3.3 Om te kunnen oordelen dat de psychiater tuchtrechtelijk verwijtbaar heeft gehandeld, moet kunnen worden vastgesteld dat de verwijten die klager de psychiater maakt juist zouden kunnen zijn. De psychiater ontkent dat hij klager heeft afgeluisterd of beïnvloed, iemand wil vermoorden of samenwerkt met de duivel. Ook ontkent de psychiater een te laag niveau te hebben. Klager heeft zijn verwijten niet voorzien van enige feitelijke onderbouwing. Dat had wel op zijn weg gelegen. Dat klager het niet altijd eens is met de psychiater maakt niet dat het de psychiater ontbreekt aan (voldoende) kennis. Nu concrete, door klager aan te dragen aanknopingspunten ontbreken, kan de voorzitter niet vaststellen dat de verwijten juist zouden kunnen zijn. De klacht mist hiermee feitelijke grondslag.
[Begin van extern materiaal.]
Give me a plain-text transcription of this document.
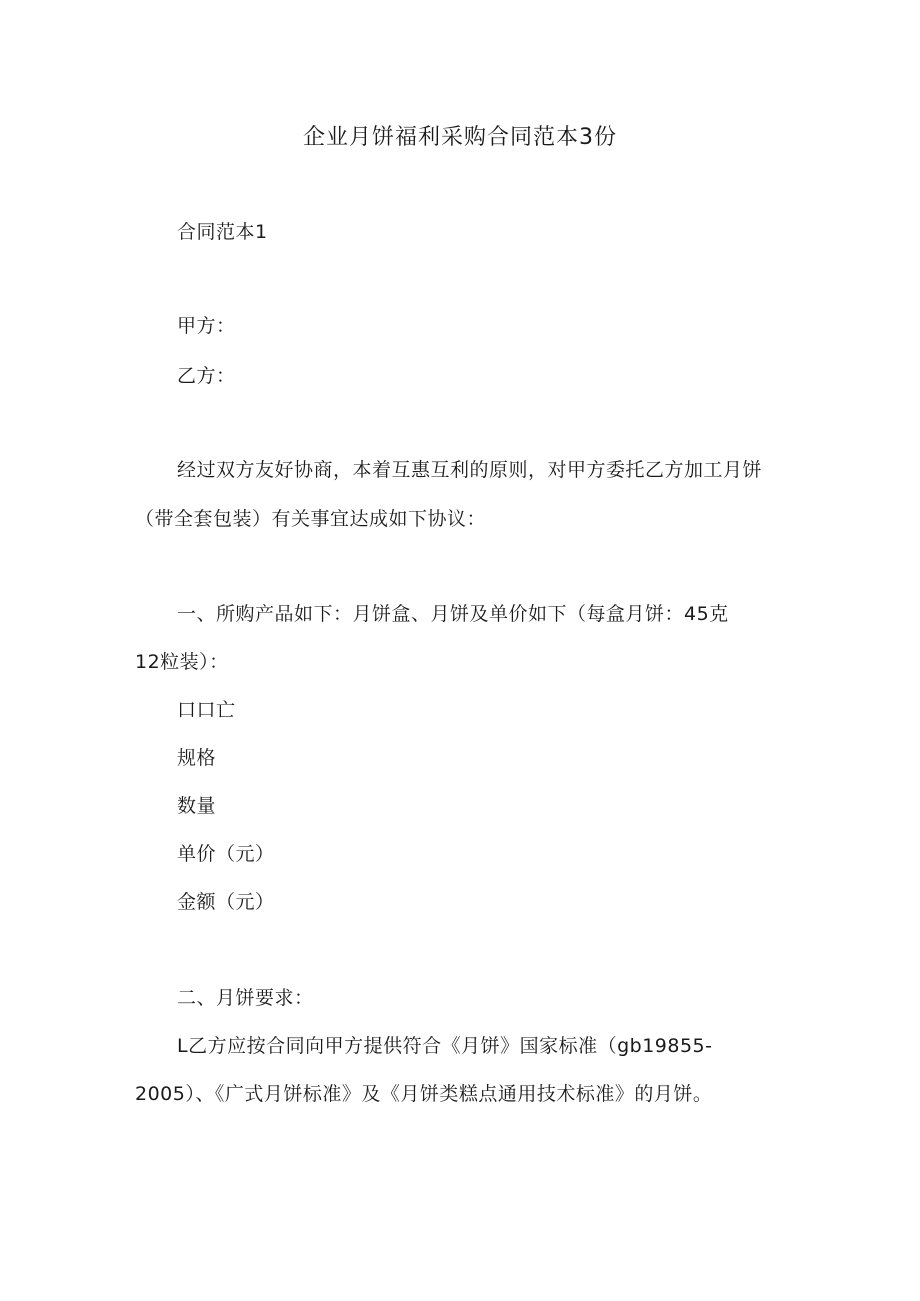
企业月饼福利采购合同范本3份
合同范本1
甲方：
乙方：
经过双方友好协商，本着互惠互利的原则，对甲方委托乙方加工月饼
（带全套包装）有关事宜达成如下协议：
一、所购产品如下：月饼盒、月饼及单价如下（每盒月饼：45克
12粒装）：
口口亡
规格
数量
单价（元）
金额（元）
二、月饼要求：
L乙方应按合同向甲方提供符合《月饼》国家标准（gb19855-
2005）、《广式月饼标准》及《月饼类糕点通用技术标准》的月饼。
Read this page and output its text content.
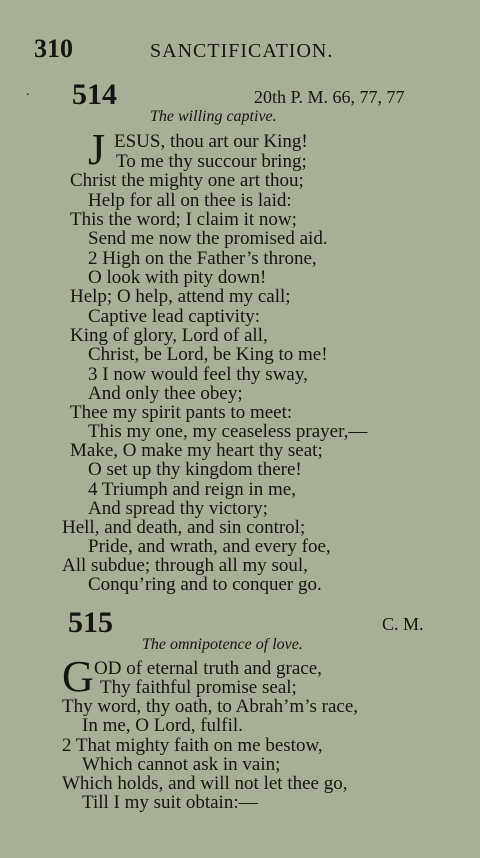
310	SANCTIFICATION.
. 514	20th P. M. 66, 77, 77
The willing captive.
J ESUS, thou art our King!
To me thy succour bring;
Christ the mighty one art thou;
Help for all on thee is laid:
This the word; I claim it now;
Send me now the promised aid.
2 High on the Father’s throne,
O look with pity down!
Help; O help, attend my call;
Captive lead captivity:
King of glory, Lord of all,
Christ, be Lord, be King to me!
3 I now would feel thy sway,
And only thee obey;
Thee my spirit pants to meet:
This my one, my ceaseless prayer,—
Make, O make my heart thy seat;
O set up thy kingdom there!
4 Triumph and reign in me,
And spread thy victory;
Hell, and death, and sin control;
Pride, and wrath, and every foe,
All subdue; through all my soul,
Conqu’ring and to conquer go.
515	C. M.
The omnipotence of love.
G OD of eternal truth and grace,
Thy faithful promise seal;
Thy word, thy oath, to Abrah’m’s race,
In me, O Lord, fulfil.
2 That mighty faith on me bestow,
Which cannot ask in vain;
Which holds, and will not let thee go,
Till I my suit obtain:—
De klacht is dus kennelijk ongegrond.”.
3. Beoordeling van het beroep
Procedure
3.1 In zijn beroepschrift heeft klager de klacht herhaald en nader toegelicht. Het beroep van klager strekt ertoe dat de klacht alsnog gegrond wordt verklaard.
3.2 De psychiater stelt zich op het standpunt dat hij niet tuchtrechtelijk verwijtbaar heeft gehandeld. Hij kan zich vinden in de beslissing van de voorzitter van het Regionaal Tuchtcollege en verzoekt daarom om het beroep van klager te verwerpen.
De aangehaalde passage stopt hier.